Auf ihrem Februartreffen betonten die G-7, eine solche Politik müsse inländische Wirtschaftsprobleme widerspiegeln und dürfe nicht als Werkzeug zur Manipulation des Wechselkurses eingesetzt werden. Diese Maßgabe wurde am Wochenende wiederholt. Die japanischen Behörden sind der Aufforderung gern nachgekommen und haben erklärt, ihre Maßnahmen zielten nicht auf den Yen ab. Japans Finanzminister Taro Aso erklärte den Journalisten, die G-7 hätten an Japan keinerlei Kritik wegen seiner monetären Politik geübt.

Die Tatsachen sprechen eine andere Sprache. Seit Jahresbeginn ist der Kurs des Yen um 15 Prozent gegen den US-Dollar und um 13 Prozent gegen den Euro gefallen. Am Vorabend des G-7-Treffens fiel der Wert des Yen auf 101,7 zum Dollar, den niedrigsten Wert seit vier Jahren.

Während sich die Finanzbehörden in den USA zumindest bisher in ihrer Kritik zurückhalten, weil die Federal Reserve genau dieselbe Politik betreibt, hieß es von Seiten des US-Finanzministers Lew, dass die USA die Situation genau im Blick hätten.

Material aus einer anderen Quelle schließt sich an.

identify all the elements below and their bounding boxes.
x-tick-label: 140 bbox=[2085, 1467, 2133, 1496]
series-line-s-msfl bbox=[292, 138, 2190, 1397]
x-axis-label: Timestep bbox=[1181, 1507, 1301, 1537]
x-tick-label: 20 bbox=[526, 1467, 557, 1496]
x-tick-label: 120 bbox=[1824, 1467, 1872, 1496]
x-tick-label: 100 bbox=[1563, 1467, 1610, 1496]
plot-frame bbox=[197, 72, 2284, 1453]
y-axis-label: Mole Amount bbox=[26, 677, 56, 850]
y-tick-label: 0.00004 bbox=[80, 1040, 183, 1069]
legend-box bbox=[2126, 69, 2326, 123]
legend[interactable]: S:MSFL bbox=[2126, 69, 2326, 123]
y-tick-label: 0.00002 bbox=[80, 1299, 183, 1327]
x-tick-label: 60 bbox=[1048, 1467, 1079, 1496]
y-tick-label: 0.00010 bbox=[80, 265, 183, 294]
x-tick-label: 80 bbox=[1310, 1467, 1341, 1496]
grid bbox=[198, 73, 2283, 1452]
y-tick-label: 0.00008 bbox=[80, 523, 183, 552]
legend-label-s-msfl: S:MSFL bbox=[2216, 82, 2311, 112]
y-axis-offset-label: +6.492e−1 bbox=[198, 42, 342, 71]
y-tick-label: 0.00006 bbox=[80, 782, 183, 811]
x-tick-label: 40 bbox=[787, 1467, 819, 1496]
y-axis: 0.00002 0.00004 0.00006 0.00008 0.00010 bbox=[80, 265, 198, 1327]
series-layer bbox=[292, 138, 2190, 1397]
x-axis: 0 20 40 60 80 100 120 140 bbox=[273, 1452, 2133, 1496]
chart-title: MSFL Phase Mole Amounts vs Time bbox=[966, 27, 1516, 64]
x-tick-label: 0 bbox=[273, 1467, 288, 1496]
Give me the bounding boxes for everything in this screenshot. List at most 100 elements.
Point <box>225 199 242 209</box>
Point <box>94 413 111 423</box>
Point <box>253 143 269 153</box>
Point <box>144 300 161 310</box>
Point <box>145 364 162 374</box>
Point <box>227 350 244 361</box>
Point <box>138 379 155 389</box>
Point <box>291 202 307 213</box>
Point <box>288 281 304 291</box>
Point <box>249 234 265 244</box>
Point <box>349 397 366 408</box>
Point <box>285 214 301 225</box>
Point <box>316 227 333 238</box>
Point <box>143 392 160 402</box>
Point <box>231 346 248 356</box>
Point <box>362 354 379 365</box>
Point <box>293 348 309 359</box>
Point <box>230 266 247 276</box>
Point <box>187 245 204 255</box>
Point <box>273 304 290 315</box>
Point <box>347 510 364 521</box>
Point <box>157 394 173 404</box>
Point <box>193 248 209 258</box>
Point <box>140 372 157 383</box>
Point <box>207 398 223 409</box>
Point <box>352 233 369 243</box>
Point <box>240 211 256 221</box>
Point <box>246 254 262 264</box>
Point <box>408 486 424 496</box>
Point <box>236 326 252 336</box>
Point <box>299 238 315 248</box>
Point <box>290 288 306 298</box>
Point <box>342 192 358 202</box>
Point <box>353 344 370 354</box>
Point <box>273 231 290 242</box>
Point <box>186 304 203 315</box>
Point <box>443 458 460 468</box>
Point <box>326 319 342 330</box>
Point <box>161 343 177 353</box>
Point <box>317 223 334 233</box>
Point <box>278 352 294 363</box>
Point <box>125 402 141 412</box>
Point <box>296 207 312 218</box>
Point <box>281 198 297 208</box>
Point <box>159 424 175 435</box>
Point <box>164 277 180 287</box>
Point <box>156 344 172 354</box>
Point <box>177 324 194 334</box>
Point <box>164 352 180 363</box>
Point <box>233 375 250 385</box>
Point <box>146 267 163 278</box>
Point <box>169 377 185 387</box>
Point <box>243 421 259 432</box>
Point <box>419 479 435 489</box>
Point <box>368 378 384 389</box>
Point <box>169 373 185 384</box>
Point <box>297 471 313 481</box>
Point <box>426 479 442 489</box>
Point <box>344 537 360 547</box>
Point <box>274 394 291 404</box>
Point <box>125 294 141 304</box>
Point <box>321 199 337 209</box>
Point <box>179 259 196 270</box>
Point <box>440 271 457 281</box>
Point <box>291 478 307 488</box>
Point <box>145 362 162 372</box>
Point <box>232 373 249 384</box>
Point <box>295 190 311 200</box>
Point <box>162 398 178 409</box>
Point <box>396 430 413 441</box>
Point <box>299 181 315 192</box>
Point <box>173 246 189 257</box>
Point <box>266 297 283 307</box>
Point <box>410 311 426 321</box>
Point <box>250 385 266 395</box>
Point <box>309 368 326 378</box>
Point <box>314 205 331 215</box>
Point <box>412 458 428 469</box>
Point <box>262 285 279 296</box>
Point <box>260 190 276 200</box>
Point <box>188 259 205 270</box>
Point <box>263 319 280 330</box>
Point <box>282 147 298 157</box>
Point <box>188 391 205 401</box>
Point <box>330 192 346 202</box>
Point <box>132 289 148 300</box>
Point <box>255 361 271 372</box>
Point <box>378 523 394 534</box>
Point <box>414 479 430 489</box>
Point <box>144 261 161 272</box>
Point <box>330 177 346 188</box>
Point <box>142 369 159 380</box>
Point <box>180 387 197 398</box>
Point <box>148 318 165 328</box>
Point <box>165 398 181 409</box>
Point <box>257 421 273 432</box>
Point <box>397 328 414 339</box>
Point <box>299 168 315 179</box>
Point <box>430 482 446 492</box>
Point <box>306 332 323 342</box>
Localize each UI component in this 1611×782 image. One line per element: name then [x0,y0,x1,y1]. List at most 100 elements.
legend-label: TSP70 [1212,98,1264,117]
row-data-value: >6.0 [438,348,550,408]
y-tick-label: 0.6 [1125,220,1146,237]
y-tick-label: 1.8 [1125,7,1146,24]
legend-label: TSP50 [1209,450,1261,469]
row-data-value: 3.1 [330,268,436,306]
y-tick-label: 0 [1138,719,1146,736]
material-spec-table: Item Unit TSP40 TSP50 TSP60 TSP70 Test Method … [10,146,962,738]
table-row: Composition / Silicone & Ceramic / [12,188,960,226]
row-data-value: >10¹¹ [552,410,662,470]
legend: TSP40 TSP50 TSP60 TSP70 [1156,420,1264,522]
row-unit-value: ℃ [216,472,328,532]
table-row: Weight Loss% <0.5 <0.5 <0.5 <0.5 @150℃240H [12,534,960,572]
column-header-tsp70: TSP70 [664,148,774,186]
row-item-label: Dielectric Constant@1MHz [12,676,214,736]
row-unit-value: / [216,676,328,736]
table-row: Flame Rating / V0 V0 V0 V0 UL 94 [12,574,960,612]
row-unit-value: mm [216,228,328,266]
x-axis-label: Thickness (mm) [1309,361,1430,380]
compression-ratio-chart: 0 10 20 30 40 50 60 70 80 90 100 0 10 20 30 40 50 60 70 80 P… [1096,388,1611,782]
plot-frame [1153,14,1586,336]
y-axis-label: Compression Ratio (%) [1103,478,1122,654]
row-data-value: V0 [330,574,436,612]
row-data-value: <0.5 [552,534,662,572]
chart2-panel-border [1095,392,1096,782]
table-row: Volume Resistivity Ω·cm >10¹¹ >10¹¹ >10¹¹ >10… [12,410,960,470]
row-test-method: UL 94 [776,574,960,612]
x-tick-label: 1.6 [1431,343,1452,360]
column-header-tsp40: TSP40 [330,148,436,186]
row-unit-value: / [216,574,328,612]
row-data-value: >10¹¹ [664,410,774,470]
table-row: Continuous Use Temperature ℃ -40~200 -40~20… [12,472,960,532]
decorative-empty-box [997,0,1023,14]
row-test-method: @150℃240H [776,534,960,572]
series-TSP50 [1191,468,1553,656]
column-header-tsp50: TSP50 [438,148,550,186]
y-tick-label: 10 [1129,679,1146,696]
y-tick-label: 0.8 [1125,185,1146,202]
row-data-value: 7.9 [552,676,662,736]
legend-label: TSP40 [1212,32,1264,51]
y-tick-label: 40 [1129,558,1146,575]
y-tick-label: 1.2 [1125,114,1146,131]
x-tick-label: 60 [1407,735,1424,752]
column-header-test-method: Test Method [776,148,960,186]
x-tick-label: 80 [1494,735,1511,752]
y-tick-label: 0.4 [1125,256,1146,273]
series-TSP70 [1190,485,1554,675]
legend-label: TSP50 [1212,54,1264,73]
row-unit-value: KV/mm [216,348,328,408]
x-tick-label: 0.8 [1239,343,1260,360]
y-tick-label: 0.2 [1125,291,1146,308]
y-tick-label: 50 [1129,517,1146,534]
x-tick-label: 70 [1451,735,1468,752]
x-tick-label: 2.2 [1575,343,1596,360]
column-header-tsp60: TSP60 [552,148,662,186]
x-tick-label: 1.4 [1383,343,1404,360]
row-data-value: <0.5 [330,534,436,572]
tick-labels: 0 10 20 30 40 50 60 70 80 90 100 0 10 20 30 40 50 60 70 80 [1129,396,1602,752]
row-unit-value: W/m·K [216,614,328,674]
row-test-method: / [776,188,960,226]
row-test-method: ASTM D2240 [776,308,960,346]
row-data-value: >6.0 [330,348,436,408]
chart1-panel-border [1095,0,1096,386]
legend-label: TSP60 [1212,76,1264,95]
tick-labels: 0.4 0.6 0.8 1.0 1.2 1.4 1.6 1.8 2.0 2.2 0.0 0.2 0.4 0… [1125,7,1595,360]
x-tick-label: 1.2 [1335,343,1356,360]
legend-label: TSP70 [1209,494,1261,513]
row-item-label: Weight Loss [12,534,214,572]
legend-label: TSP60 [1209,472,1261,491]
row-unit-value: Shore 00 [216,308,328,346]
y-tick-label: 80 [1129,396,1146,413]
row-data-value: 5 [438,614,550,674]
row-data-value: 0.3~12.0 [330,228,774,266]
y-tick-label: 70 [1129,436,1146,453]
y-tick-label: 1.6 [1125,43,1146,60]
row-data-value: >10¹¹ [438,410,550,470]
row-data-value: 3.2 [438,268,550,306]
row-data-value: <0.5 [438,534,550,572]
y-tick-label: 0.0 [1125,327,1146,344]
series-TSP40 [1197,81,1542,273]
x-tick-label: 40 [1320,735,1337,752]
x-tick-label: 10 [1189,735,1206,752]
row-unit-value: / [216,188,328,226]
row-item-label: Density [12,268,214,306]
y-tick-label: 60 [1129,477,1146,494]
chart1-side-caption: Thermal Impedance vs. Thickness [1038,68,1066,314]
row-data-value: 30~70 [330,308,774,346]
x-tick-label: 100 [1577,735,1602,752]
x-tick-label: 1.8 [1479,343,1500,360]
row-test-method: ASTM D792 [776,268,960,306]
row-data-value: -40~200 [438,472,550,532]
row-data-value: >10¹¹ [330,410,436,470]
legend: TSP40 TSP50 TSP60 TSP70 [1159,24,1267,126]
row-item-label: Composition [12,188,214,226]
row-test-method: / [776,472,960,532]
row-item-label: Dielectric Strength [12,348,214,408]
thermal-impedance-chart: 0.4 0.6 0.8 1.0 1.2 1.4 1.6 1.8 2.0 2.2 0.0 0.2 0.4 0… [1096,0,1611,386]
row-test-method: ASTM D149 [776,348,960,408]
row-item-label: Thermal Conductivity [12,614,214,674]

"Ich verweise ganz einfach noch mal auf die Grundregeln und die Tatsache, dass wir klar gestellt haben, dass wir die Sache im Auge behalten", sagte er.

Nach dem Treffen sagte der kanadische Finanzminister Flaherty, ohne Japan beim Namen zu nennen, dass die Wechselkurse "Sorgen bereiteten, obwohl sich alle Länder in den G 7 dem Freihandel verpflichtet hätten".

Der Wirtschafts- und Währungskommissar der Europäischen Union, Olli Rehn, sagte Reportern am Vorabend des Gipfels, dass es wichtig sei, in Übereinstimmung mit den auf dem G-20-Gipfel und dem IWF-Treffen getroffenen Entscheidungen "nicht über Währungskriege zu sprechen".

Nichtsdestoweniger ist dieser Krieg in vollem Gang. Nach Berechnungen der Bank von Amerika hat es seit Juni 2007 fast 520 Zinssenkungen durch Zentralbanken in aller Welt gegeben. Eine der bedeutendsten in letzter Zeit war die in der vergangenen Woche erfolgte Zinssenkung durch die australische Zentralbank, die bei der Verkündung der Maßnahme auf den hohen Wert des australischen Dollar verwies.

Neben der Frage der Währungskriege gab es auch Sorgen, dass die historisch nie dagewesenen Geldspritzen der Zentralbanken in Höhe von hunderten von Milliarden Dollar in die internationalen Finanzmärkte neue Finanzblasen schaffen und zu einem Zusammenbruch führen könnten.

Am Freitag sagte der Vorsitzende der Federal Reserve, Ben Bernanke, er halte "genaue Ausschau" nach "dem exzessiven Eingehen von Risiken" das durch sinkende Gewinne auf riskantere Anlagen gekennzeichnet sei. Die Politik der Federal Reserve beflügelt allerdings derartige Aktivitäten. Wie die Financial Times am vergangenen Freitag schrieb: "Der Durchschnittsertrag auf niedrig eingestufte Konzernanleihen, auch Ramschanleihen genannt, ist in dieser Woche unter 5 Prozent auf ein Rekordniveau gefallen, das unter dem der US-Staatsanleihen von 2007 liegt."

Mit dem weiteren Fluten der Finanzmärkte mit billigem Geld versuchen die Banken und großen Finanzinstitutionen nichts anderes, als nach den Prinzipien "Schmiede das Eisen, solange es heiß ist!" und "Nach uns die Sintflut!" zu handeln. In einem kürzlich veröffentlichten Interview bezeichnete Mohamed el-Arian, Chef des weltgrößten Anleihenhändlers PIMCO, die Zentralbanken in enthüllender Weise als "unsere besten Freunde."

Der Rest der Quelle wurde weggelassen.